Figure 2.11. Tensor coprocessor data path
The coprocessor data path is designed by assuming that the activations and weights, respectively, have row-major and column-major layout in memory, in order to avoid the complexities of Morton memory indexing (Rovder et al. 2019). Due to the mixed-precision arithmetic, matrix operands may take one, two or four consecutive registers, with element sizes of one, two, four and eight bytes. In all cases, the coprocessor operations interpret matrix operands as having four rows and a variable number of columns, depending on the number of consecutive registers and the element size. In order to support this invariant, four 32-byte “load-scatter” instructions are provided to coprocessor registers. A load-scatter instruction loads 32 consecutive bytes from memory, interprets these as four 64-bit (8 bytes) blocks and writes each block into a specified quarter of each register that composes the destination operand (Figure 2.12). After executing the four load-scatter variants, a 4×P submatrix of a matrix with row-major order in memory is loaded into a coprocessor register quadruple.
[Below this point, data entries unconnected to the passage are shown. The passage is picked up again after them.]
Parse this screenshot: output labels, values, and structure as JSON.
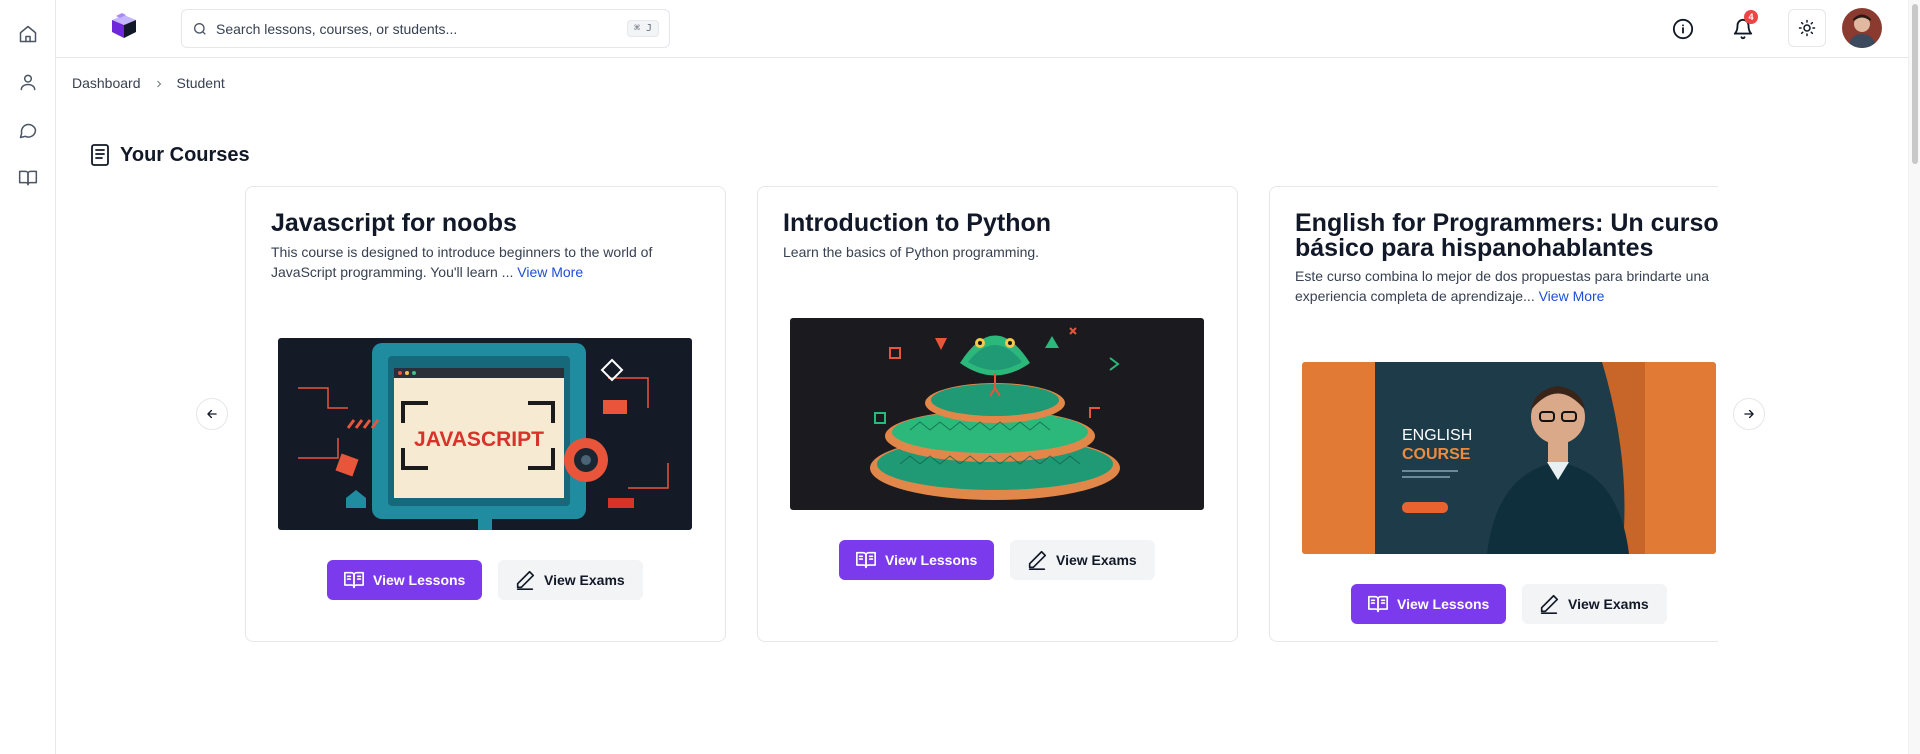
{
  "search": {
    "placeholder": "Search lessons, courses, or students...",
    "shortcut": "⌘ J"
  },
  "notifications": {
    "count": "4"
  },
  "breadcrumb": [
    "Dashboard",
    "Student"
  ],
  "section": {
    "title": "Your Courses"
  },
  "courses": [
    {
      "title": "Javascript for noobs",
      "description": "This course is designed to introduce beginners to the world of JavaScript programming. You'll learn ...",
      "view_more": "View More",
      "image_text": "JAVASCRIPT"
    },
    {
      "title": "Introduction to Python",
      "description": "Learn the basics of Python programming.",
      "view_more": ""
    },
    {
      "title": "English for Programmers: Un curso básico para hispanohablantes",
      "description": "Este curso combina lo mejor de dos propuestas para brindarte una experiencia completa de aprendizaje...",
      "view_more": "View More",
      "image_text_1": "ENGLISH",
      "image_text_2": "COURSE"
    }
  ],
  "buttons": {
    "lessons": "View Lessons",
    "exams": "View Exams"
  },
  "colors": {
    "primary": "#7c3aed",
    "link": "#1d4ed8",
    "badge": "#ef4444"
  }
}
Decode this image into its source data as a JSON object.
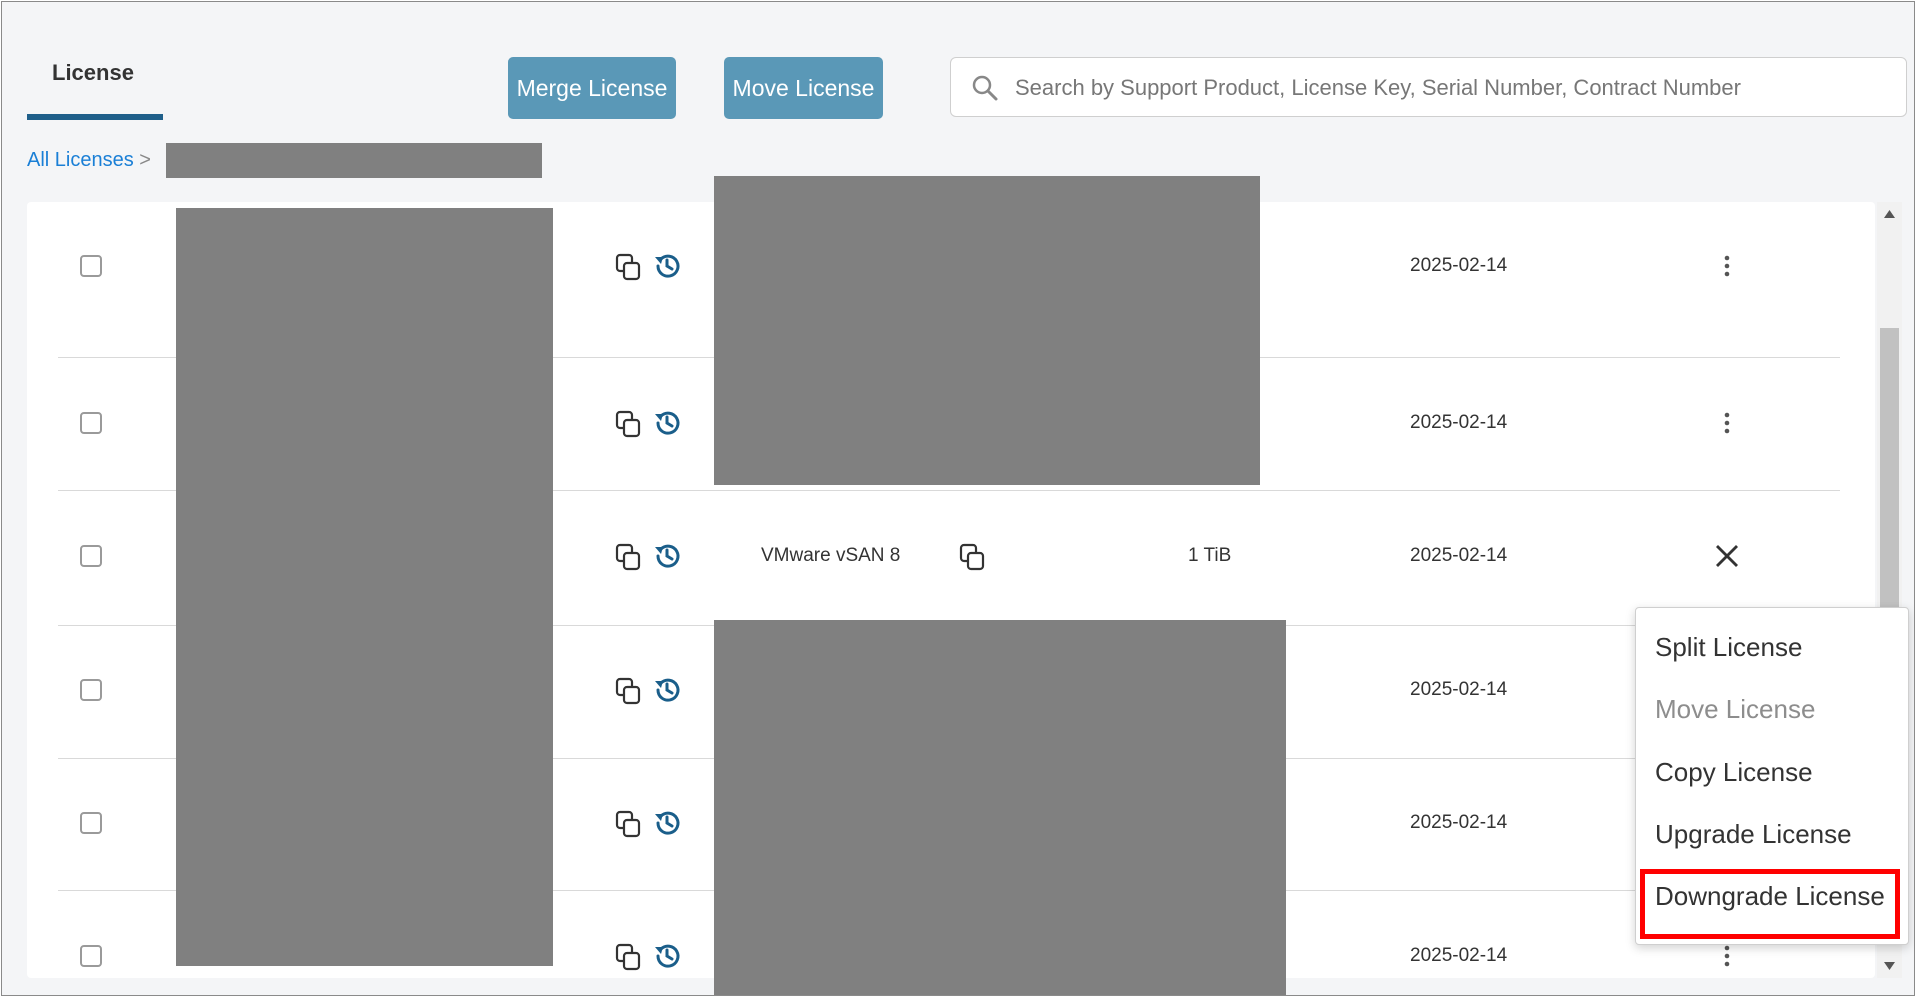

The coprocessor implements matrix multiply-accumulate operations on INT8.32, INT16.64 and FP16.32 arithmetic1. The coprocessor is able to multiply-accumulate 4 × 8 by 8 × 4 8-bit matrices into a 4 × 4 32-bit matrix (128 MAC operations per clock cycle), held in two consecutive registers (Figure 2.13). The 8 × 4 8-bit matrix operand is actually a 4 × 8 operand that is transposed at the input port of the multiply-accumulate operation. The coprocessor may also perform multiply-accumulate operations of two 4 × 4 16-bit matrices into a 4 × 4 64-bit matrix (64 MAC operations per clock cycle), held in four consecutive registers. Finally, the coprocessor supports multiply-accumulate of two 4 × 4 FP16 matrices into a 4 × 4 FP32 matrix, but performed by four successive operations2 (16 FMA operations per clock cycle). The FP16.32 matrix operations actually compute exact four-deep dot products with accumulation, by applying Kulisch’s principles on an 80+ϵ accumulator (Brunie 2017).
Figure 2.12. Load-scatter to a quadruple register operand
Figure 2.13. INT8.32 matrix multiply-accumulate operation
2.4. The MPPA3 software environments
2.4.1. High-performance computing
The programming environment used for high-performance computing on the MPPA3 processor is derived from the Portable Computing Language (PoCL) project3, which proposes an open-source implementation of the OpenCL 1.2 standard4 with support for some of the OpenCL 2.0 features. The OpenCL-C kernels are compiled with LLVM, which has been retargeted for this purpose to the Kalray VLIW core. In OpenCL, a host application offloads computations to an abstract machine:
– an OpenCL device is an offloading target where computations are sent using a command queue;
– an OpenCL device has a global memory allocated and managed by the host application, and shared by the multiple compute units of the OpenCL device;
– an OpenCL compute unit comprises several processing elements (PEs) that share the compute unit local memory;
– each OpenCL PE also has a private memory, and shared access to the device’s global memory without cache coherence across compute units.
The OpenCL sub-devices are defined as non-intersecting sets of compute units inside a device, which have dedicated command queues while sharing the global memory.
On the MPPA3 processor, high-performance computing functions are dispatched to partitions composed of one or more compute clusters, each of which is exposed as an OpenCL sub-device. In the port of the PoCL environment, support for OpenCL sub-devices has been developed, while two offloading modes are provided:
LWI (Linearized Work Items): all the work items of a work group are executed within a loop on a single PE. This is the default execution mode of PoCL;
SPMD (Single Program Multiple Data): the work items of a work group are executed concurrently on the PEs of a compute cluster, with the _ _local
OpenCL memory space shared by the PEs and located into the SMEM (Figure 2.14).